ソフトウェア事業のマッシュアップ戦略を説明するデイビット・ベイト氏 ソフトウェア事業のマッシュアップ戦略を説明するデイビット・ベイト氏

 マッシュアップ技術を企業のアプリケーションで適用できるよう製品開発に取り組んできたIBMだが、2007年6月には、同社の新製品開発プロセスを公開し、多くの開発者のフィードバックを得ながら開発を進めるという新たな製品開発プロセスを実現するためのコミュニティー主導のインキュベータープロジェクト「Project Zero」を発足。今回の製品はそこから製品化されたものとなっている。Project Zeroでは、WebSphere sMash Developer Editionを無償でダウンロードできる。ただしこちらはIBMによるサポートはなく、実行できるアプリケーションの数などの制限がある。

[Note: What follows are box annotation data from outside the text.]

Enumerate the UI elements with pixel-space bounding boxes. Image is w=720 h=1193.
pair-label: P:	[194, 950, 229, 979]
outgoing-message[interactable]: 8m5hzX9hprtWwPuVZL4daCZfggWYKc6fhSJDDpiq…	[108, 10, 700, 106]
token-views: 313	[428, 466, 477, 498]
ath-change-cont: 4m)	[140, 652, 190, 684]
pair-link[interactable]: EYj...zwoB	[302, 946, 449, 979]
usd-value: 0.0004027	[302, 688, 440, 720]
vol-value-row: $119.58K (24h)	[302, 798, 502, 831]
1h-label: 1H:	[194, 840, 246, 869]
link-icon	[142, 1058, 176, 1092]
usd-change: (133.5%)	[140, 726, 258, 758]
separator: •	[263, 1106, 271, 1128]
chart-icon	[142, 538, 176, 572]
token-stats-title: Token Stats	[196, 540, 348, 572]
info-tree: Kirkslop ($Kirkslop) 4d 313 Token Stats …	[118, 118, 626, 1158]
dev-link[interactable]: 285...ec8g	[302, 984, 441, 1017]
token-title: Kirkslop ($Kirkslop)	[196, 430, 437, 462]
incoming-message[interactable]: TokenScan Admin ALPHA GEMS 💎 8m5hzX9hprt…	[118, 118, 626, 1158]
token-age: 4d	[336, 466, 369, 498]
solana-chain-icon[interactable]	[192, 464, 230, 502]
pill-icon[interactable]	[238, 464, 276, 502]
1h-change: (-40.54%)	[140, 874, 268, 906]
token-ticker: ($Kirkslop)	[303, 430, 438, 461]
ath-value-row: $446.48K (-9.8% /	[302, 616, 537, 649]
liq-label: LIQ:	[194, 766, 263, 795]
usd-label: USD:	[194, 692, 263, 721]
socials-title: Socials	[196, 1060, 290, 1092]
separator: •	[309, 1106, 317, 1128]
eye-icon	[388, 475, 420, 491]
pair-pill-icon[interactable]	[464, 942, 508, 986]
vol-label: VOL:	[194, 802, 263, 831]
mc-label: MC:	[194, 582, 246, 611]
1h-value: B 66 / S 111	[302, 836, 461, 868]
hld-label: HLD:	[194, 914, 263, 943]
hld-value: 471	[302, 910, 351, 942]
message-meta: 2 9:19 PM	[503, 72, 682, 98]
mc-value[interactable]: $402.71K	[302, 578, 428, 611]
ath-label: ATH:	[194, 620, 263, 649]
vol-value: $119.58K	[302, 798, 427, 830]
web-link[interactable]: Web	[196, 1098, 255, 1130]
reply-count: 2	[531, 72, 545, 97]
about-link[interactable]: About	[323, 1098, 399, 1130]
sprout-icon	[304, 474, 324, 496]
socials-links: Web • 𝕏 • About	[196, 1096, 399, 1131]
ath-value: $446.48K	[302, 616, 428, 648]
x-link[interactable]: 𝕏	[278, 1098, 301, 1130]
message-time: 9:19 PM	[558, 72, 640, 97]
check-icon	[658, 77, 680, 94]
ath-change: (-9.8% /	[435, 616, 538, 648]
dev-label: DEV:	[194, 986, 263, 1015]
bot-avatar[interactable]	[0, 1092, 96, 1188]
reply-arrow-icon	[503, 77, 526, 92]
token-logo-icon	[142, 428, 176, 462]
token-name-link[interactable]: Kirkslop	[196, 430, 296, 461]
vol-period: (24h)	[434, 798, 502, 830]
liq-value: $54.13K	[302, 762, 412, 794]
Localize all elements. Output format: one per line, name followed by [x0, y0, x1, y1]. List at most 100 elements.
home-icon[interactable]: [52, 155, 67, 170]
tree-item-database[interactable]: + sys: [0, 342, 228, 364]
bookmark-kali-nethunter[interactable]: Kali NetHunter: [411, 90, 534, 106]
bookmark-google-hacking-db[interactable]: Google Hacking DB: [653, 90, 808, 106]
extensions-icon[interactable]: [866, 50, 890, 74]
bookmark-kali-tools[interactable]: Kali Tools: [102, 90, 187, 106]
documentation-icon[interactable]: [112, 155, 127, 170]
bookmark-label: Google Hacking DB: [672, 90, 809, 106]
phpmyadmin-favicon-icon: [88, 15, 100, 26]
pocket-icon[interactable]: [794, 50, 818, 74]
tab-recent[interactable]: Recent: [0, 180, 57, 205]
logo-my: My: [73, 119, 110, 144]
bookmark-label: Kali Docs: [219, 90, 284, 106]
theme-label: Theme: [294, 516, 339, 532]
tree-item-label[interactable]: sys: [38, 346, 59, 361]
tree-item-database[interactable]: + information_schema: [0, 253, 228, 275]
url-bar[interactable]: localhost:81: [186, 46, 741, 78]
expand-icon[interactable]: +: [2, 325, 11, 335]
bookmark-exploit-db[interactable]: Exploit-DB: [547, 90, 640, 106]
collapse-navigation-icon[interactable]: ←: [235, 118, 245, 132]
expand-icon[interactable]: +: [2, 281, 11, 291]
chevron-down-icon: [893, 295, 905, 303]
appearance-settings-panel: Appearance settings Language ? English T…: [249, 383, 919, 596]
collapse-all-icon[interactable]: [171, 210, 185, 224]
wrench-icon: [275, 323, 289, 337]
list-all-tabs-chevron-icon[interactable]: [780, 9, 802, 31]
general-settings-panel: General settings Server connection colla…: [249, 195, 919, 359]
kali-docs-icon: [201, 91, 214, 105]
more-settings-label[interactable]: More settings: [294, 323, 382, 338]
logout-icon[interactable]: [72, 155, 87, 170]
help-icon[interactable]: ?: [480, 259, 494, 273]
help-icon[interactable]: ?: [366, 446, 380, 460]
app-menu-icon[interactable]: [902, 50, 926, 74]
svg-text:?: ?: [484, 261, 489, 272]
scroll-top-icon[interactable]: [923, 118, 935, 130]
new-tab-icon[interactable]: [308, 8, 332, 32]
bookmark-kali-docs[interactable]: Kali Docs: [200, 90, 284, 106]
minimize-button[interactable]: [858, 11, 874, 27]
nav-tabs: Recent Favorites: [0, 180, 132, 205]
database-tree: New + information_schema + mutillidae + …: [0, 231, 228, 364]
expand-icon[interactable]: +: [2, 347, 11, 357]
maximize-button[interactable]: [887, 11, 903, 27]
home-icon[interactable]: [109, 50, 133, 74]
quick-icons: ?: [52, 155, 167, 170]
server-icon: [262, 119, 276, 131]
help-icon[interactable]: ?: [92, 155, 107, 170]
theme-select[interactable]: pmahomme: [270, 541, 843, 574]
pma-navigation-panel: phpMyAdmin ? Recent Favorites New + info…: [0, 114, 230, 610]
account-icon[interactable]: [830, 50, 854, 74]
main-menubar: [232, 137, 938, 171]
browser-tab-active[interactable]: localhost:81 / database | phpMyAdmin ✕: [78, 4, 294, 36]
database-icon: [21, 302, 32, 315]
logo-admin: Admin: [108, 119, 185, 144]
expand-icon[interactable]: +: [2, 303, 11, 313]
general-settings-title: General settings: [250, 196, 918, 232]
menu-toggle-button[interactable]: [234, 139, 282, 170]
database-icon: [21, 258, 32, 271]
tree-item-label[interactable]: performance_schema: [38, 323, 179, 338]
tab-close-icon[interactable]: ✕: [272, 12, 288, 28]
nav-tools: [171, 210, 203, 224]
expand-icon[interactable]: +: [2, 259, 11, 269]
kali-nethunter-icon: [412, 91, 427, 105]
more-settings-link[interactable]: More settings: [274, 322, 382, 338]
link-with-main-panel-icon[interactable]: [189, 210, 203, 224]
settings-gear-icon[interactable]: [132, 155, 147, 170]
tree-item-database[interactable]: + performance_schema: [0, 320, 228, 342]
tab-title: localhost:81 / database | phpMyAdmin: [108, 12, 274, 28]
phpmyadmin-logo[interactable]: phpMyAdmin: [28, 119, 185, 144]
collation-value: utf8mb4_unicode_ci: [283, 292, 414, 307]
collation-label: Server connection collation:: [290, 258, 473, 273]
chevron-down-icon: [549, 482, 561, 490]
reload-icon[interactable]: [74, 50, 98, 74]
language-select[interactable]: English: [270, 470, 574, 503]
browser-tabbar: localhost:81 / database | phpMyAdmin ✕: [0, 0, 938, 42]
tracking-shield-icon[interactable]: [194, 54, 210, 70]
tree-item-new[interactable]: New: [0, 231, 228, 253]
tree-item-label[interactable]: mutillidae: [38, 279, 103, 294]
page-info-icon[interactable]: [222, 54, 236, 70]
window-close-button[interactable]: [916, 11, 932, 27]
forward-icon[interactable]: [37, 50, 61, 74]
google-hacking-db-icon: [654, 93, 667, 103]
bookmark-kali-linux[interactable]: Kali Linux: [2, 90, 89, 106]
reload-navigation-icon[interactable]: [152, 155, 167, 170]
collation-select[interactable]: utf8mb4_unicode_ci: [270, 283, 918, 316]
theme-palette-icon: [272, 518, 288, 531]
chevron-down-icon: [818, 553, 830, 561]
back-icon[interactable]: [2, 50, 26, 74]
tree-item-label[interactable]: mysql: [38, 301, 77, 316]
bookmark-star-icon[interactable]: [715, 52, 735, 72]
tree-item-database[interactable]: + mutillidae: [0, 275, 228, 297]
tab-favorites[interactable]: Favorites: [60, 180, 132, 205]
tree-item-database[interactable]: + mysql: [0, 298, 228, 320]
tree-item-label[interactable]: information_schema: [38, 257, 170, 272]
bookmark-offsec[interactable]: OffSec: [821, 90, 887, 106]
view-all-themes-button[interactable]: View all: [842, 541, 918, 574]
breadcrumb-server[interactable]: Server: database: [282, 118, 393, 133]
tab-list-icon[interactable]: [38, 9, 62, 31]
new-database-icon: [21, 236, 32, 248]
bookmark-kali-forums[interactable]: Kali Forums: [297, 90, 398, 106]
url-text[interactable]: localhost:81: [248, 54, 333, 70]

 同製品にもみられるRESTの利用やアジャイル環境の提供といった動きは、例えば、Rational製品にも波及している。IBM Rationalは先日開催された「IBM Rational Software Development Conference 2008」で初披露となったJazzベースにして初の商用製品「IBM Rational Team Concert 1.0」でもRESTを全面的に採用しており、アジャイル環境のサポートも公言していた。Project Zeroの動きからは、同社の大まかな方向性を確認できるといってよいだろう。

 WebSphere sMash V1.0の価格は143万円からで、1年間のバージョンアップ・保守料金を含む。Reliable Transport Extensionsは、28万6000円から。